Batt Wins Battle As Senate Sustains Veto The Killed Bill Let Vehicle Sellers Notify The State That They Are No Longer Liable For Tickets Or Accidents

Associated Press

The Republican-dominated Senate on Thursday sustained a veto by GOP Gov. Phil Batt, averting a major political setback for the new governor in an otherwise successful first legislative session.

Twenty of the 35 senators, including four Democrats, sided with the governor and voted to sustain his veto - eight more than the minimum number needed.

It gave Batt a decisive victory in what some saw as the first visible confrontation between the governor and Republican House Speaker Michael Simpson for control of the Statehouse.

Simpson, who is eyeing the governor’s office in 1998, and his GOP majority in the House voted 61-7 earlier in the day to enact the bill despite Batt’s objections after the governor seemed ambivalent about the need to sustain his veto. Every member of the GOP leadership and all but one committee chairman opposed Batt.

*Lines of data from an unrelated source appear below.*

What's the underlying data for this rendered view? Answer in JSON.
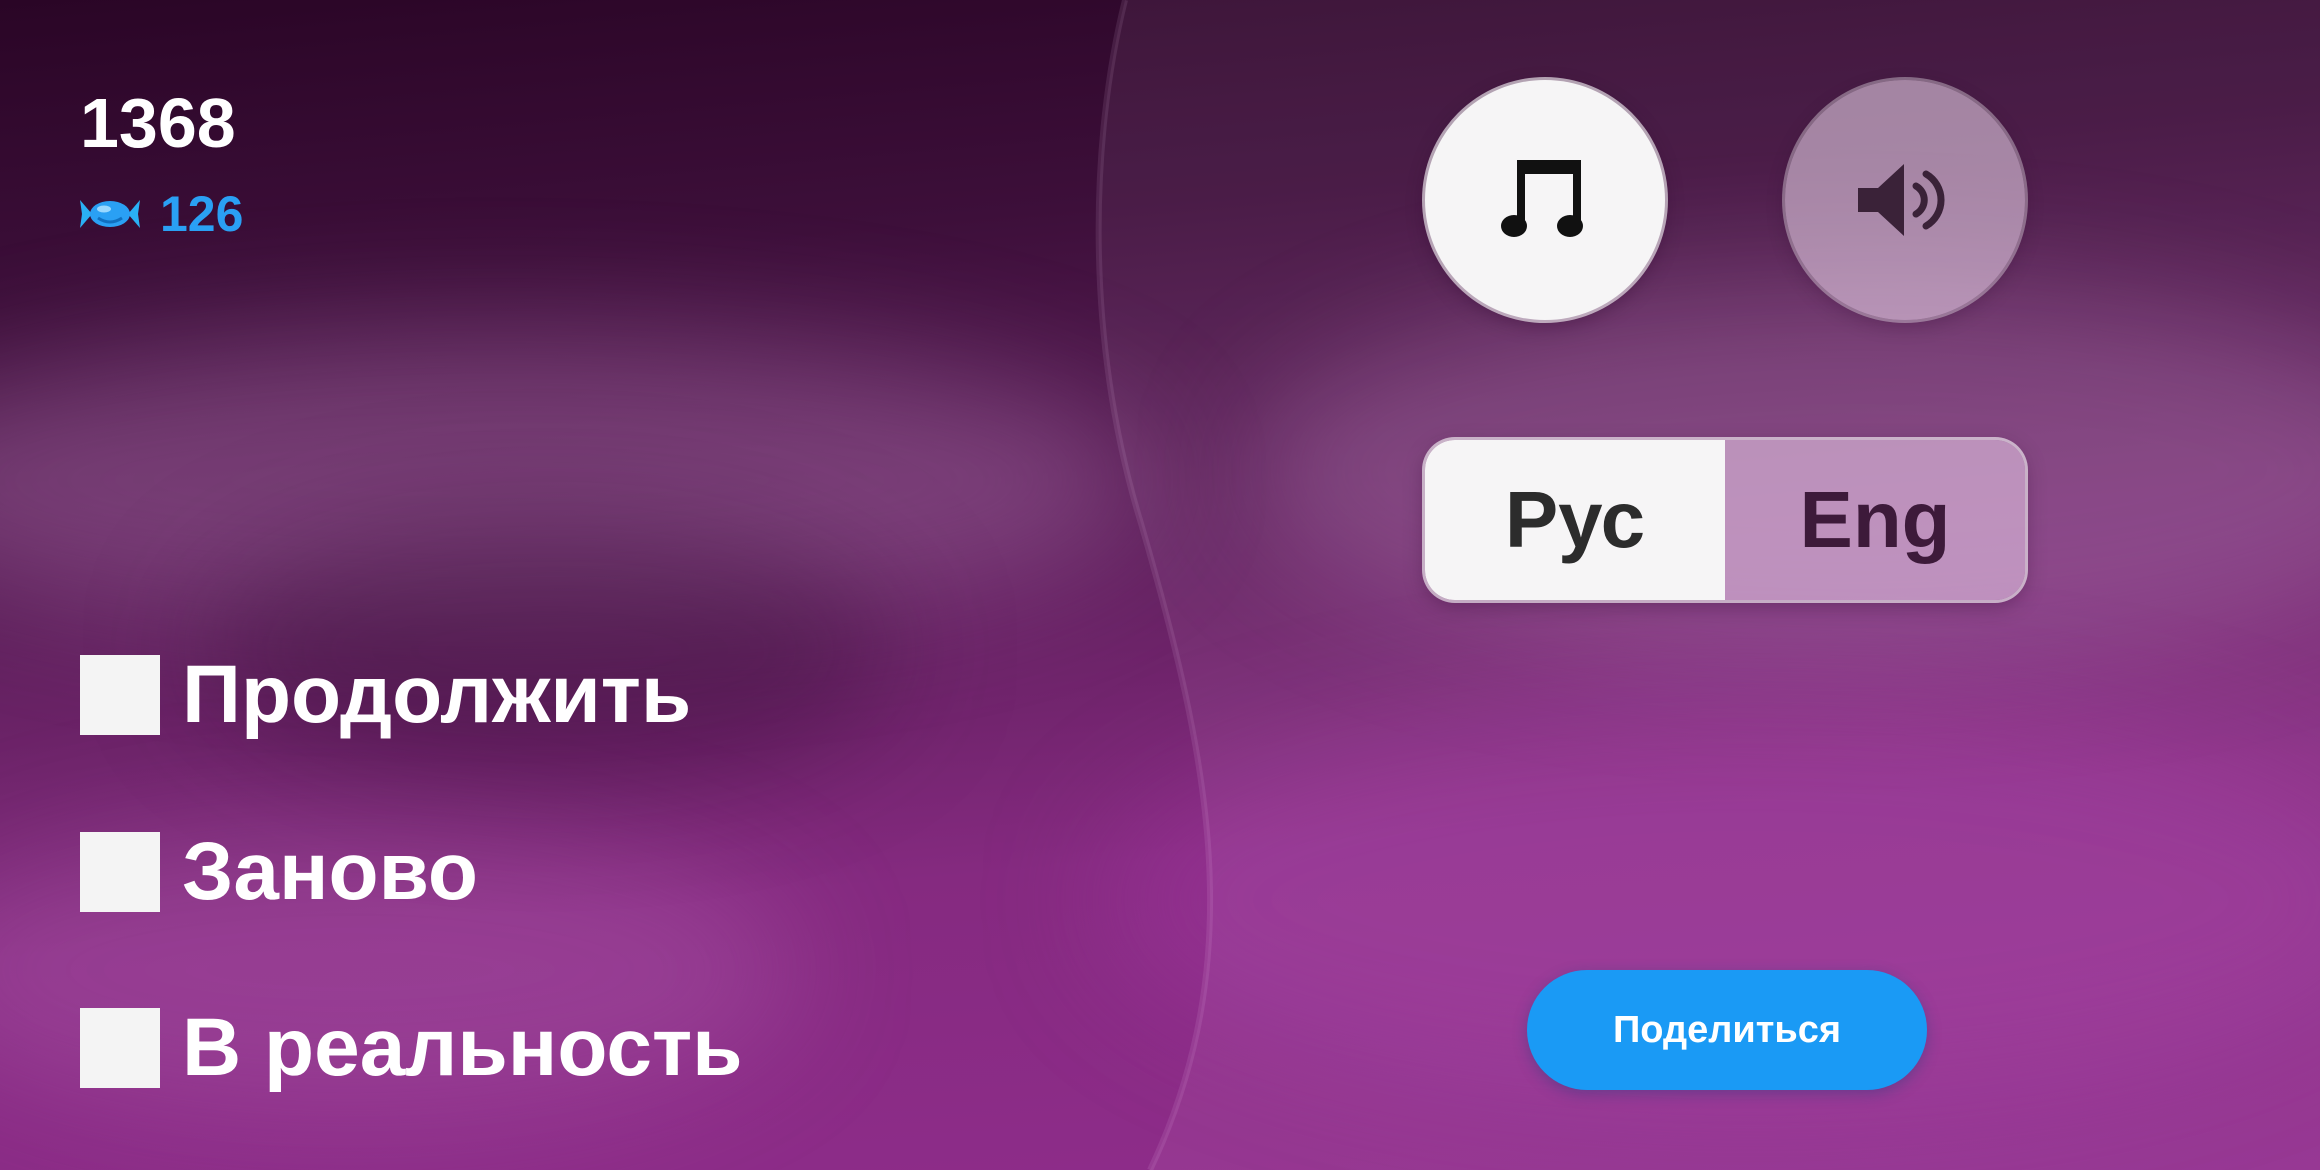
{
  "hud": {
    "score": "1368",
    "candies": "126",
    "candy_icon": "candy-icon"
  },
  "menu": {
    "items": [
      {
        "label": "Продолжить"
      },
      {
        "label": "Заново"
      },
      {
        "label": "В реальность"
      }
    ]
  },
  "settings": {
    "music_icon": "music-note-icon",
    "sound_icon": "speaker-icon",
    "music_on": true,
    "sound_on": false,
    "languages": [
      {
        "label": "Рус",
        "active": true
      },
      {
        "label": "Eng",
        "active": false
      }
    ]
  },
  "share": {
    "label": "Поделиться"
  },
  "colors": {
    "accent": "#1a9af5",
    "candy": "#2aa0f4",
    "background_top": "#2a0526",
    "background_bottom": "#902d8c"
  }
}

Democratic Floor Leader Jim Stoicheff of Sandpoint was probably the staunchest support of the GOP governor, who has refused to rule out a bid for a second term.

Batt tried to correct that impression before the Senate vote in the afternoon. He sent a personal message declaring his desire that the bill be killed to the Republican majority during its closed-door meeting on the issue that had left a number of GOP senators confused by the governor’s apparent lack of concern.”I disapproved of the bill,” he said. “That’s the reason I vetoed it.”The veto was one of the few remaining issues for lawmakers as their leaders pressed toward final adjournment sometime Friday if not Thursday evening.

The vetoed legislation allowed people who have sold their vehicles to notify the Transportation Department that they are no longer liable for tickets, accidents or any other adverse action.

Batt, seeming to show he is doing all he can to upgrade deteriorating highways before calling for higher fuel taxes or registration fees, agreed the proposal was worthwhile. But he objected to the requirement that the department divert $150,000 from road repairs and other priorities to process the paperwork.

Batt maintained the cash was the state’s portion of past fuel tax and vehicle registration fee collections that local governments had already received their fair share of.